There is one major potential pitfall when working with decision trees, and that is creating an overly-complex tree. With decision trees, simplicity is the key to reducing bias. If a tree grows too large, it ceases to be useful. The image below illustrates this point with a very simplified example. As you can see, the model splits the data in such a way that the bottom leaves only have one person each. All this tree does is show the information in the table in a new way. It adds no additional insight; it only restates the data. You will also notice that the tree is fairly inaccurate; if you add Sally’s data to the mix, you see that it predicts that she has a much more expensive home value than she actually does. The tree has failed to allow for novel circumstances outside of the training data. This is known as overfitting (or overlearning).

Overfitting Example

The challenge, then, is to create a tree that is specific enough to allow for actionable insights, yet not complex to the point where it does not give any new information or allow for possibilities that were not expressly stated in the data. This problem is alleviated through a process known as pruning.

The idea behind pruning is to build a very complex tree, and then take away enough levels of complexity until it is as simple as possible, yet still maximally accurate in predicting the target indicator. This is done by employing a simple technique that was mentioned earlier in this post: set aside a portion of the training data to be used as validation data. Since this data was not used to train the model, it will show whether or not the decision tree has overlearned the training data. If the predictive accuracy (also known as lift) with the test data are low, the size of the tree is reduced, and the process is repeated until the tree reaches the sweet spot between high accuracy and low complexity.

How to knock it out of the park

By now, you’ve learned how decision trees are built to ensure accuracy of results, while avoiding overfitting. But how do data scientists take a predictive model to the next level? Use multiple models! When multiple models are combined into a single mega-model, it is referred to as an ensemble model. Using an ensemble of predictive models can improve upon a single model’s performance by anywhere from 5-30%. That’s huge! There are a few ways of creating an ensemble, but we will discuss two common methods: bagging and random forests.

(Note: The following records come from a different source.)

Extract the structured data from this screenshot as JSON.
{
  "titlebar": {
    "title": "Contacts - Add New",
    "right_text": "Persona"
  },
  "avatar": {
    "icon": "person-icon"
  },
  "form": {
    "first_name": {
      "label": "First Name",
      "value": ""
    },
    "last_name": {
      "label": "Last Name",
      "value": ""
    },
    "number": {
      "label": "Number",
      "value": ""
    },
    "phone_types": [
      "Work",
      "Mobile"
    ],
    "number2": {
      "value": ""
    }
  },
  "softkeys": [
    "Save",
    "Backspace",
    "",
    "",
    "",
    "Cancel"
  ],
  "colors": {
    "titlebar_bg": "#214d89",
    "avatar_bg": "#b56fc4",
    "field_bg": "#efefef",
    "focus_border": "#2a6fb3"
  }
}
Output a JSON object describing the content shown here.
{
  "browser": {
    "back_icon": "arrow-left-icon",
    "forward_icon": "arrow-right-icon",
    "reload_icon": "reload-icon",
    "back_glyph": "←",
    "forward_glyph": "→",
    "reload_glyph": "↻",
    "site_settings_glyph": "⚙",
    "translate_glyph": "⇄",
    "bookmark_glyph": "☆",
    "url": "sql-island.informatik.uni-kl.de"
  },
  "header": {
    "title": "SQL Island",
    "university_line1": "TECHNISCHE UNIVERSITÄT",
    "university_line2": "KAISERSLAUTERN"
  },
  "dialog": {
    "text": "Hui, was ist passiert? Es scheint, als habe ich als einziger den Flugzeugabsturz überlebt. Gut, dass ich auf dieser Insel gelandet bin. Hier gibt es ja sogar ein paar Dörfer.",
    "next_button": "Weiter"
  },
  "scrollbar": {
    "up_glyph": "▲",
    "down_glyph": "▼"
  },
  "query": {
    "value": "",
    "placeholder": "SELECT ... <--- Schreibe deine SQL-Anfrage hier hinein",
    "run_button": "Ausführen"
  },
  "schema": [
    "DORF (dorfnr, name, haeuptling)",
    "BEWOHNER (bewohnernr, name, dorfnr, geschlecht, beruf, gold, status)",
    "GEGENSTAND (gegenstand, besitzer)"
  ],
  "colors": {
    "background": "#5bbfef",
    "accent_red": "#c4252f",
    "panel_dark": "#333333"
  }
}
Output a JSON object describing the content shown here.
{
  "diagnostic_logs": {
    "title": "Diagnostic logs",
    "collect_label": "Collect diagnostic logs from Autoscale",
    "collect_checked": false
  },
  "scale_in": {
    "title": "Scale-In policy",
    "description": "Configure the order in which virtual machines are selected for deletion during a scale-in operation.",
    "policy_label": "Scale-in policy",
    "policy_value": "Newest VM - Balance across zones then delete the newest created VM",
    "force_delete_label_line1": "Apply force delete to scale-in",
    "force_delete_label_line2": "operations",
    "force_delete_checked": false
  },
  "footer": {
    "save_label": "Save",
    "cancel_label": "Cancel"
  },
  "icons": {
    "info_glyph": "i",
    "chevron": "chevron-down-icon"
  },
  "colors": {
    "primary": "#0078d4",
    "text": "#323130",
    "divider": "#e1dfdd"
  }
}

Bagging is a shortened version of the term “bootstrap aggregating.” In this method, the training data is split into smaller subsets of data, and within the subsets, some atoms are randomly duplicated or removed. This ensures that no single atom disproportionately affects the final results. A decision tree is created for each subset, and the results of each tree are combined. By combining these trees into an ensemble model, the shortcomings of any single tree are overcome.

Random forests are closely related to bagging, but add an extra element: instead of only randomizing the atoms in the various subsets of data, it also randomly duplicates or deletes indicators. If a certain indicator is flawed or shows a false correlation with the target indicator, it is overcome by the fact that the flawed indicator is not present in certain trees, or is reduced in importance in others.


Hopefully now you have a better understanding of decision trees; why they are used frequently in predictive modeling, how they are created, and how they can be optimized for best results. Decision trees are a powerful tool for data scientists, but they must be handled with care. Although much of the repetitive tasks are achieved by use of computers (hence the term machine learning), all aspects of the process must be orchestrated and overseen by an experienced data scientist in order to create the most accurate model. But the work is well worth the effort in the end when an accurate model leads to actionable insights.

Note: If you are interesting in learning more about decision trees and predictive modeling, we would recommend the book Predictive Analytics by Eric Siegel, or the article “How to Grow and Prune a Classification Tree” by David Austin (which goes into greater detail on the mathematical explanations).